Of course, you might ask "Why, mindcrime, why do you recommend a billg book so
highly?" Fair question... I find it interesting for the vision that Gates lays
out regarding how organizations should use technology to operate more
efficiently. He leaned heavily on the analogy with the human autonomic nervous
system back in those days, and was throwing around the term "Digital Nervous
System[1]" a lot... and I think that that concept A. makes and lot of sense,
and B. is _still_ \- after all these years - largely unfulfilled.

If you're in the business of software (at least the business of _business
software_ ) I think the Gates book is still very inspirational and could seed
some very interesting ideas, vis-a-vis technology in organizations.

[1]: <http://en.wikipedia.org/wiki/Digital_Nervous_System>

Other than that, my own list would include:

 _The Art of the Start_ \- Guy Kawasaki

 _The Four Steps to the Epiphany_ \- Steve Blank

 _The Lean Startup_ \- Eric Ries

 _Blue Ocean Strategy_ \- W. Chan Kim and Renee Mauborgne

 _Crossing the Chasm_ \- Geoffrey Moore

 _The 22 Immutable Laws of Marketing_ \- Al Ries & Jack Trout

 _Positioning_ \- Al Ries & Jack Trout

 _Repositioning_ \- Jack Trout (with Steve Rivkin)

 _Differentiate or Die_ \- Jack Trout (with Steve Rivkin)

------
calibraxis
I knew a programmer on the Chandler team.
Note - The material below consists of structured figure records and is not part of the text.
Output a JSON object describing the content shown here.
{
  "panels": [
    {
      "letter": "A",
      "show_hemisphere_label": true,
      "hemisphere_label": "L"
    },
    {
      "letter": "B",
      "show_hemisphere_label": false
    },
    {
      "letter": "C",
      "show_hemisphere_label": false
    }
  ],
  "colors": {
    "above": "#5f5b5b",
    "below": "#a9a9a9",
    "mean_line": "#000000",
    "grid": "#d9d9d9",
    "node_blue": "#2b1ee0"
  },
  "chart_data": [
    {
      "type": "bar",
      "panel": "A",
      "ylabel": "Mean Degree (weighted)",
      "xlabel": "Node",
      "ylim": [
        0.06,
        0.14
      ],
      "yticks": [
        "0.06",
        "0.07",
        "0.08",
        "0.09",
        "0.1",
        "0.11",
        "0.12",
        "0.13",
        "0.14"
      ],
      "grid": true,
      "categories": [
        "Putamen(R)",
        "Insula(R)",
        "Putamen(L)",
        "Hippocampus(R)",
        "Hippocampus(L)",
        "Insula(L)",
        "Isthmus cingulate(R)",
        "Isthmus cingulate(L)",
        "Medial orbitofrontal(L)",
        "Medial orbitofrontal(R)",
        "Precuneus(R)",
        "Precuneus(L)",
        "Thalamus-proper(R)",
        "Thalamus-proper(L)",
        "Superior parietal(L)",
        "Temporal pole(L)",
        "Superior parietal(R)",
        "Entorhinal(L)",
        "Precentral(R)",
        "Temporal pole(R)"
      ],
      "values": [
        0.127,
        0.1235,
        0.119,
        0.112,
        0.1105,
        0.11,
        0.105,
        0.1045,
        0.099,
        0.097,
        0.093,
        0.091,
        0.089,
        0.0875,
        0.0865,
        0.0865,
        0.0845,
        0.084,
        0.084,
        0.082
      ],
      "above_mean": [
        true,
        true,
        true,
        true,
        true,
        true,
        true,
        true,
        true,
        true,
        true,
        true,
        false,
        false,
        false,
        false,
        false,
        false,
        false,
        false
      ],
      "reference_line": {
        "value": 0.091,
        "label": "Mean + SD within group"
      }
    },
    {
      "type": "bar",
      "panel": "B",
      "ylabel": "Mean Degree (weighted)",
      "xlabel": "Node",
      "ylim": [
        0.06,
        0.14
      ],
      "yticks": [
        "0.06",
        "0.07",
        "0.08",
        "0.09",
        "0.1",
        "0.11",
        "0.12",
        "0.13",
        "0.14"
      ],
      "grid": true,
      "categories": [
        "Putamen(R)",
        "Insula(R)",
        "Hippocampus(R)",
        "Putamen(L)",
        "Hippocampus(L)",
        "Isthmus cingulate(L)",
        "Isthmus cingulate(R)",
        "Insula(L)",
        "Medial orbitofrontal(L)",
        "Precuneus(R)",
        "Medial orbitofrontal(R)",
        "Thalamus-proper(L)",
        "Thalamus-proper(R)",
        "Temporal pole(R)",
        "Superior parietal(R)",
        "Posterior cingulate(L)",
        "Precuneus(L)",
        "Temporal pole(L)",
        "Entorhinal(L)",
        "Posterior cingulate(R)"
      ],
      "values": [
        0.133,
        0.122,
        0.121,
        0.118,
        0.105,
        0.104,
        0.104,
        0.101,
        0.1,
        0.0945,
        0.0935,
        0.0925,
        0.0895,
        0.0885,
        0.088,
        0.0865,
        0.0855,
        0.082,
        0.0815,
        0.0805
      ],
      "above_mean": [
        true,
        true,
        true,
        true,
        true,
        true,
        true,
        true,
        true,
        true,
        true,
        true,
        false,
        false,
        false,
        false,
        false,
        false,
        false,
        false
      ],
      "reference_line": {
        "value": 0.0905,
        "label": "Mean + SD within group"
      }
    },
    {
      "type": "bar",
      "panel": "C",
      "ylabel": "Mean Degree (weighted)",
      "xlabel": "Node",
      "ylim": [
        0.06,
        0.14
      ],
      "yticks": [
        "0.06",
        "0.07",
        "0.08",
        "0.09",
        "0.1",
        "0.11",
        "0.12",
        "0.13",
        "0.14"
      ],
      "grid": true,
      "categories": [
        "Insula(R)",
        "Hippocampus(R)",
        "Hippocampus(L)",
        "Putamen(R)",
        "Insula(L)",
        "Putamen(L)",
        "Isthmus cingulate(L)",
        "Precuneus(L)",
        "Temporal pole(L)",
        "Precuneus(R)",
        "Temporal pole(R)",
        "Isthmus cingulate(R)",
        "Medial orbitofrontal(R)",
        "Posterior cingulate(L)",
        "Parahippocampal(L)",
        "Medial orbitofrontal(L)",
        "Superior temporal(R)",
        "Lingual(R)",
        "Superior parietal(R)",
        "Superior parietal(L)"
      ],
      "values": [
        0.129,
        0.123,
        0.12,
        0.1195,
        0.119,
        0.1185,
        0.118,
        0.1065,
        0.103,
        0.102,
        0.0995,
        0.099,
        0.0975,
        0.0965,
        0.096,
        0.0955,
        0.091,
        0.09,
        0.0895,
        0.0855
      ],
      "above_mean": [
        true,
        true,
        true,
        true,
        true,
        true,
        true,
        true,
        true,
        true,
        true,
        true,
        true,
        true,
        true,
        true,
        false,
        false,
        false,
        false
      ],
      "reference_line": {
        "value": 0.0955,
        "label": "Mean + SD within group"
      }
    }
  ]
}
When I read the wiki and tried it
out, I remember thinking, "This is Mitch's doomed vanity project." (Of course
I had the usual doubts on whether I understood what was going on, but simply I
couldn't see it living up to its hype.)

I haven't yet read the book on it (_Dreaming in Code_), but the question in my
mind wasn't how it failed, but how it couldn't fail...

------
daemianmack
I just finished _Dreaming in Code_ Friday night. A deep dive into
<http://chandlerproject.org/> afterward was one of the more depressing
experiences I've had in recent memory: all that effort, abandoned.

------
lrobb
Unfortunately I succumbed to several dozen of these mass business books before
realizing how utterly insipid this industry is... Just learn to write a
business plan and get busy already. Great free articles (& some paid) on both
hbr.org and score.org.

------
djcb
"Outliers"? Malcolm Gladwell is an entertaining writer, but I really wouldn't
take it too serious... extrapolating way too much, and then reaching faux-
unexpected conclusions that resonate nicely with what people like to believe.

------
zobzu
just 30.